Pablo Hernandez de Cos, general manager of the Bank for International Settlements (BIS), has cautioned that the ongoing conflict in Iran is expected to 'drive inflation upwards and growth downwards' on a global scale [1]. In an interview, Hernandez de Cos emphasized that the inflationary pressures resulting from the Iran war could be further exacerbated if governments respond with overly aggressive fiscal measures [1].

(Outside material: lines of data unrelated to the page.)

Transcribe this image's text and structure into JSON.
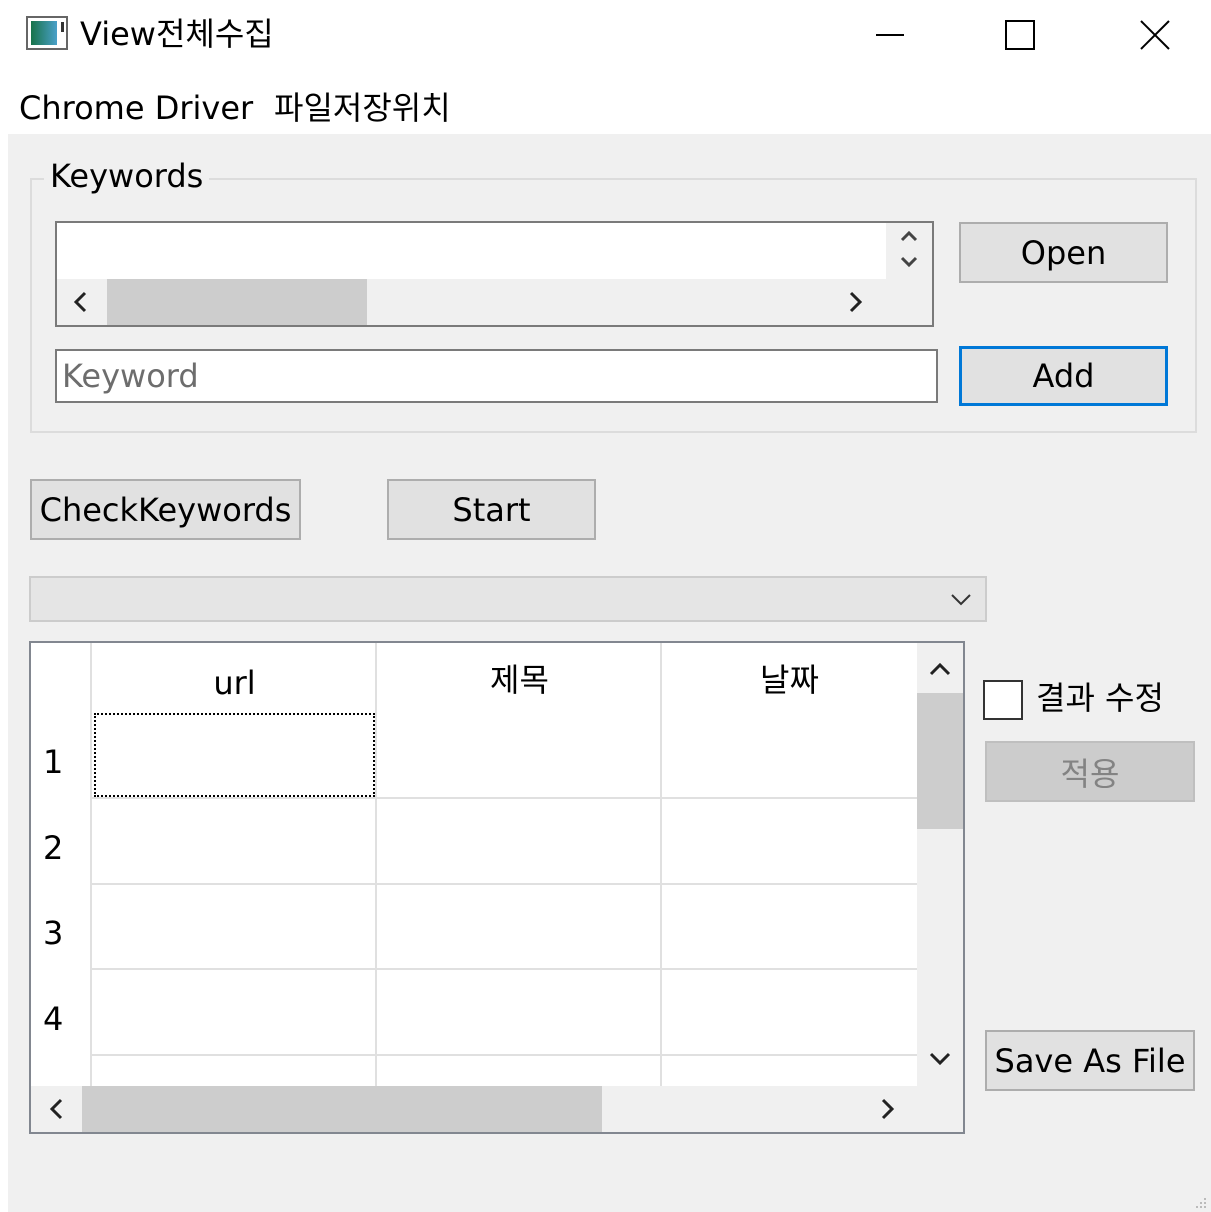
{
  "window": {
    "title": "View전체수집",
    "icon": "app-window-icon",
    "controls": {
      "minimize": "minimize-icon",
      "maximize": "maximize-icon",
      "close": "close-icon"
    }
  },
  "menu": {
    "items": [
      {
        "label": "Chrome Driver"
      },
      {
        "label": "파일저장위치"
      }
    ]
  },
  "keywords": {
    "group_label": "Keywords",
    "open_label": "Open",
    "add_label": "Add",
    "input_placeholder": "Keyword",
    "input_value": ""
  },
  "actions": {
    "check_keywords_label": "CheckKeywords",
    "start_label": "Start"
  },
  "combo": {
    "selected": ""
  },
  "grid": {
    "columns": [
      "url",
      "제목",
      "날짜"
    ],
    "rows": [
      {
        "num": "1",
        "cells": [
          "",
          "",
          ""
        ]
      },
      {
        "num": "2",
        "cells": [
          "",
          "",
          ""
        ]
      },
      {
        "num": "3",
        "cells": [
          "",
          "",
          ""
        ]
      },
      {
        "num": "4",
        "cells": [
          "",
          "",
          ""
        ]
      }
    ]
  },
  "edit": {
    "checkbox_label": "결과 수정",
    "checked": false,
    "apply_label": "적용",
    "save_label": "Save As File"
  },
  "colors": {
    "focus_border": "#0078d7",
    "background": "#f0f0f0",
    "button": "#e1e1e1"
  }
}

He stated, 'Central banks must remain vigilant and prepared to act if needed,' referencing the potential for market volatility and the risk of inflation spiraling due to both geopolitical tensions and domestic policy choices [1]. Hernandez de Cos warned that while fiscal support might be necessary to mitigate the economic shock, authorities should avoid actions that could stoke further inflation, especially given elevated commodity prices and disrupted supply chains [1].
The BIS chief underscored the importance of coordination between fiscal and monetary authorities, advocating for a 'calibrated policy mix' to maintain macroeconomic stability as the situation evolves [1]. The interview highlights growing concerns within the international financial community about the dual risks of persistent inflation and slowing growth stemming from the ongoing Middle East conflict [1].
CONCLUSION
The BIS chief's remarks highlight significant concerns about the inflationary risks posed by the Iran war, especially if fiscal policy responses are not carefully calibrated. Central banks are urged to remain vigilant and coordinate closely with fiscal authorities to prevent inflation from spiraling and to support macroeconomic stability.